Darkness threatened to pull me back under and I fought against it even though some distant part of my brain pointed out that the pain would stop if I passed out.

“I was trying to keep it inside,” Serena whispered. Her voice was halting, like a child’s. She fumbled for my hand and cradled it gently. “You have to cover the red so they can’t see it. It makes them so excited.”

The red?
The hand that held mine was sticky and I struggled to turn it over. Serena’s palm was covered with blood.

My eyes sought out Jason.

“She was trying to help.” He brushed the hair back from my face, the touch so light it was lost to the pain. “She went crazy when Sinclair shot you. You should have seen what she did to her.”

At the mention of the warden, Serena flinched.

It was getting so hard to keep my eyes open. Almost impossible.

Not yet
, I thought.

“Bloodlust . . . ?” The word came out a rasp as I fought to hold on.

Jason shook his head. “No. Whatever they did to her, it’s not bloodlust.”

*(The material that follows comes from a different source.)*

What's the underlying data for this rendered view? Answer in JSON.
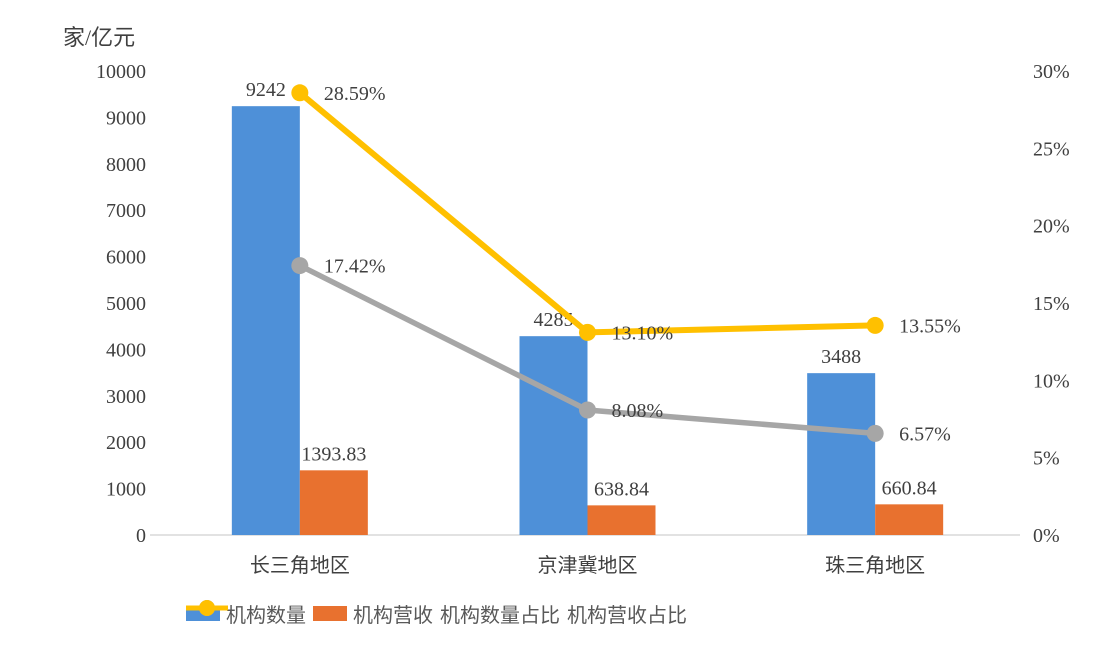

Time twisted and turned. Minutes stretched out and snapped back.

Eve came. Serena left.

Kyle took Jason’s place at my side.

A man in a white coat gave me something for the pain.

I began to drift.

Strong arms lifted me. The movement should have hurt, but everything was numb and far away.

“Dad?” The unfamiliar word slipped out as Hank carried me through the gates.

“I’m here, Mackenzie. It’s all right.” He eased me into the back of a waiting car.

I opened my mouth to ask him not to leave me, but the drugs made it hard to string the words together and the car door slammed shut before I could get them out.